Janice Yamanaka


Misleading Axis on Graphs

Good data visualization seems to be utilitarian in a way, perhaps devoid of taste and style.  But after reading the intro to this essay, and after our discussion today, I feel that we all come equipped with a ‘point of view’ – as a designer and a viewer. We can't help it.

I can think of a handful of friends who are artists who don’t ‘get’ conceptual art, don’t enjoy it, and don’t seek it out.  I also have a handful of artist friends who are conceptual art snobs.  How we create and ‘look’ at art or life, or visualizations depends on your point of reference.  

Like everything else in life, visuals are sometimes a shell game.  You can dress up, or dupe the viewer into believing that the graphic is meaningful, as we discussed with the ‘Monstrous’ visualization.

I think that we all as part of our human conditioning, seek order to mine specific meaning.  But in order to have your data read, do we sacrifice order for viewability?  Do we worry about the form in which the data will take, at the risk of not selling the message to be compelling?   Or is the viewability a way to get more views, therefore more data or thought is provocative?
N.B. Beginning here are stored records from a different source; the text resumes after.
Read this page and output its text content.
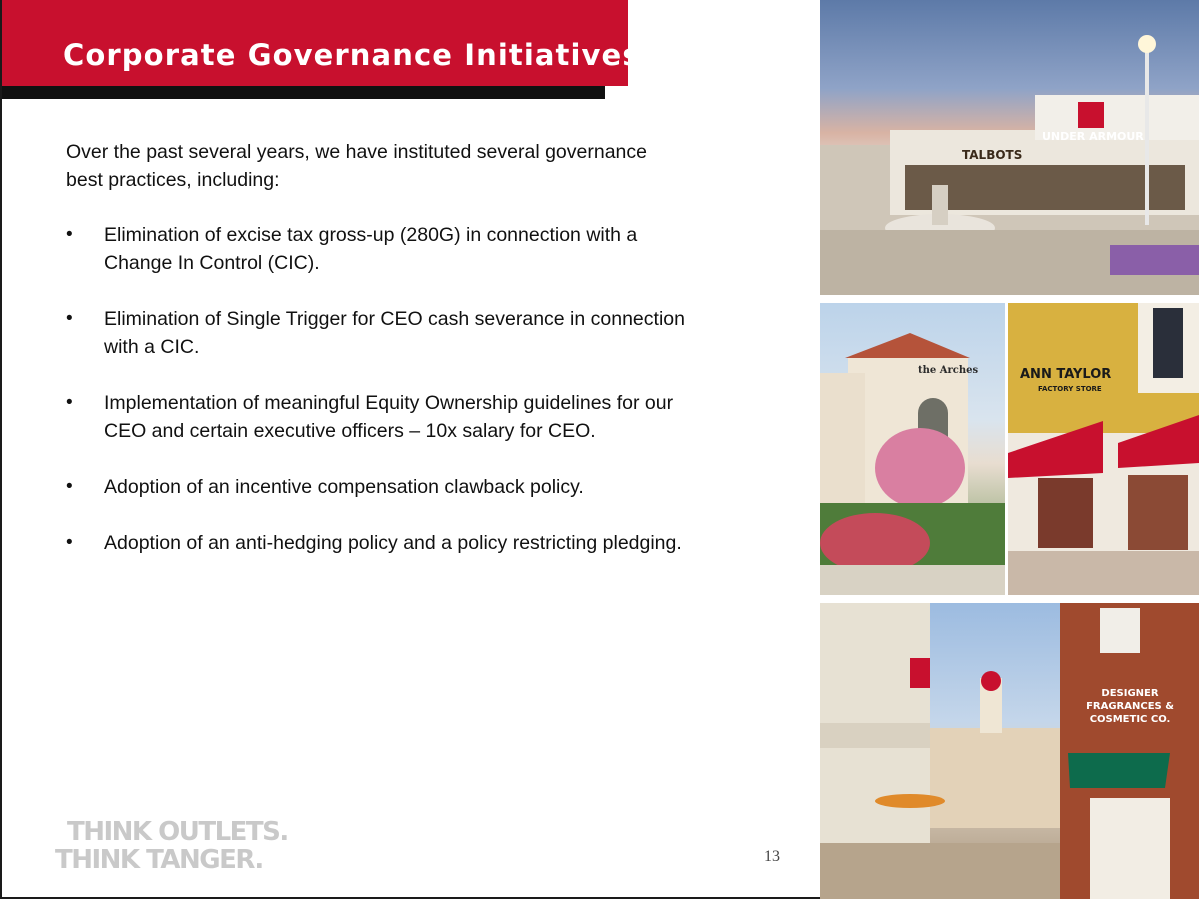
Corporate Governance Initiatives

Over the past several years, we have instituted several governance best practices, including:

•	Elimination of excise tax gross-up (280G) in connection with a Change In Control (CIC).
•	Elimination of Single Trigger for CEO cash severance in connection with a CIC.
•	Implementation of meaningful Equity Ownership guidelines for our CEO and certain executive officers – 10x salary for CEO.
•	Adoption of an incentive compensation clawback policy.
•	Adoption of an anti-hedging policy and a policy restricting pledging.
THINK OUTLETS.
THINK TANGER.	13
TALBOTS
UNDER ARMOUR
the Arches	ANN TAYLOR
FACTORY STORE
DESIGNER FRAGRANCES & COSMETIC CO.
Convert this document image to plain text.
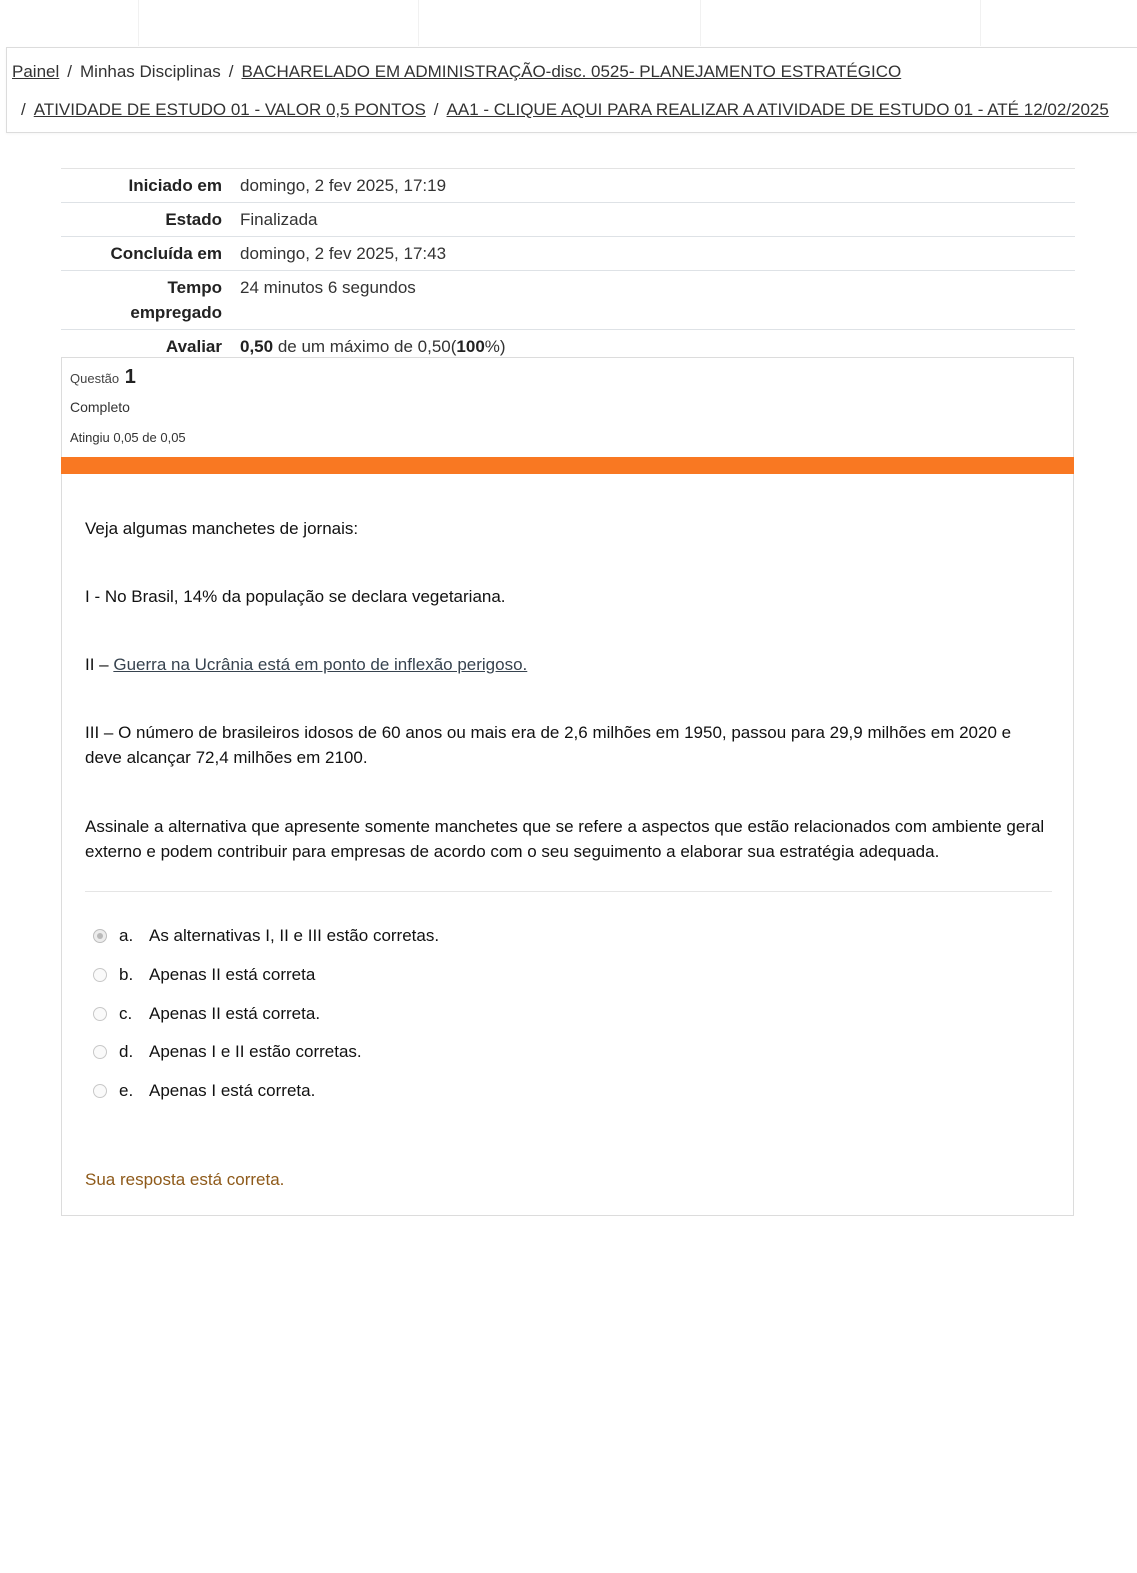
Painel / Minhas Disciplinas / BACHARELADO EM ADMINISTRAÇÃO-disc. 0525- PLANEJAMENTO ESTRATÉGICO
/ ATIVIDADE DE ESTUDO 01 - VALOR 0,5 PONTOS / AA1 - CLIQUE AQUI PARA REALIZAR A ATIVIDADE DE ESTUDO 01 - ATÉ 12/02/2025
Iniciado em	domingo, 2 fev 2025, 17:19
Estado	Finalizada
Concluída em	domingo, 2 fev 2025, 17:43
Tempo
empregado	24 minutos 6 segundos
Avaliar	0,50 de um máximo de 0,50(100%)
Questão 1
Completo
Atingiu 0,05 de 0,05
Veja algumas manchetes de jornais:
I - No Brasil, 14% da população se declara vegetariana.
II – Guerra na Ucrânia está em ponto de inflexão perigoso.
III – O número de brasileiros idosos de 60 anos ou mais era de 2,6 milhões em 1950, passou para 29,9 milhões em 2020 e deve alcançar 72,4 milhões em 2100.
Assinale a alternativa que apresente somente manchetes que se refere a aspectos que estão relacionados com ambiente geral externo e podem contribuir para empresas de acordo com o seu seguimento a elaborar sua estratégia adequada.
a. As alternativas I, II e III estão corretas.
b. Apenas II está correta
c. Apenas II está correta.
d. Apenas I e II estão corretas.
e. Apenas I está correta.
Sua resposta está correta.
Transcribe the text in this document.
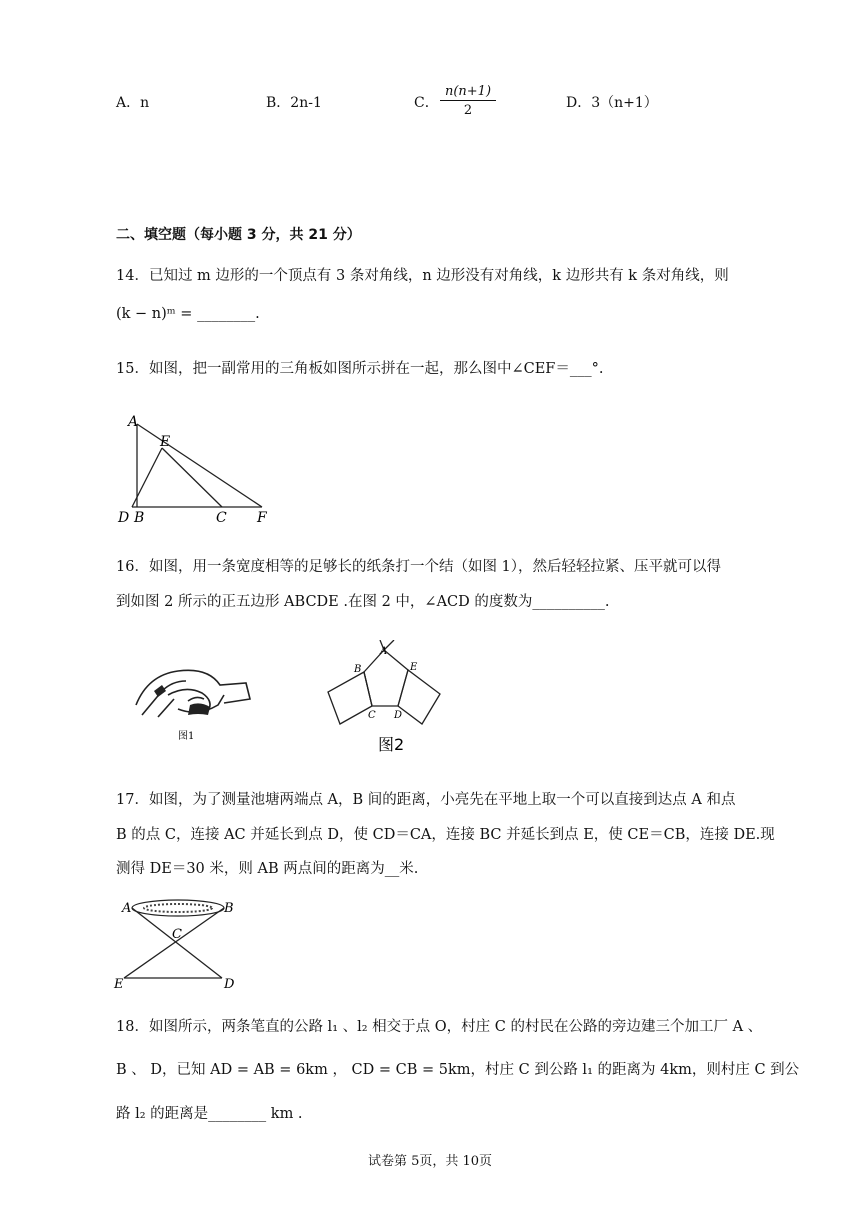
A．n	B．2n-1	C． $\frac{n(n+1)}{2}$	D．3（n+1）
二、填空题（每小题 3 分，共 21 分）
14．已知过 m 边形的一个顶点有 3 条对角线，n 边形没有对角线，k 边形共有 k 条对角线，则
(k − n)ᵐ = ________.
15．如图，把一副常用的三角板如图所示拼在一起，那么图中∠CEF＝___°.
A
E
D B	C F
16．如图，用一条宽度相等的足够长的纸条打一个结（如图 1），然后轻轻拉紧、压平就可以得
到如图 2 所示的正五边形 ABCDE .在图 2 中，∠ACD 的度数为__________.
图1
A
B	E
C D
图2
17．如图，为了测量池塘两端点 A，B 间的距离，小亮先在平地上取一个可以直接到达点 A 和点
B 的点 C，连接 AC 并延长到点 D，使 CD＝CA，连接 BC 并延长到点 E，使 CE＝CB，连接 DE.现
测得 DE＝30 米，则 AB 两点间的距离为__米.
A	B
C
E	D
18．如图所示，两条笔直的公路 l₁ 、l₂ 相交于点 O，村庄 C 的村民在公路的旁边建三个加工厂 A 、
B 、 D，已知 AD = AB = 6km ， CD = CB = 5km，村庄 C 到公路 l₁ 的距离为 4km，则村庄 C 到公
路 l₂ 的距离是________ km .
试卷第 5页，共 10页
Another part of this essay that was thought-provoking was the meaning of ‘outlier’ data skewing results.  I’ve always believed (and read the Malcolm Gladwell book ‘Outliers’) that outliers create and can tease out innovation.  The use of outliers in data seems to be a throwaway.  But doesn’t that go against a value that may mean creativity, trend or innovation?


Misleading Axis on Graphs

This essay seems to be a discussion of how the ‘x’ and ‘y’ axis can be manipulated to a satisfying result.  But this is the function, and responsibility of the designer.  There is a moral obligation to show the data, no matter how far away it may go from your hypothesis.  This essay is self explanatory, but I’m not so sure that again, we all come into a design with a point of view, a skew, and an aesthetic.  

It may be impossible, although not entirely truthful to be swayed by either the data, or creating the visualization.  An example I can give is the genre of Documentary films. There is editing, camera view, light, as well as dialogue and visuals that can skew the information.

The Principle of Proportional Ink

The essence of this essay is that the amount of information being shown, should be proportional to the amount of ink being used.  But in the above essay (Misleading Axis on Graphs), line graphs use ‘hierachy’ of height to show data.  This argues, to me, the logic of this principle.

Bar graphs, line graphs, bubble charts, donut bar graphs , changing denominator (the Time magazine example),  the use of 3 dimensional graphics (in bar and piecharts) are discussed in depth.

It’s a compelling case to be made in order for the data to be important it needs the most ink, but I’m unclear if the goal is to show the value of 0 (crime, rapes, deaths), our eyes do not necessary associate ‘less’ as more.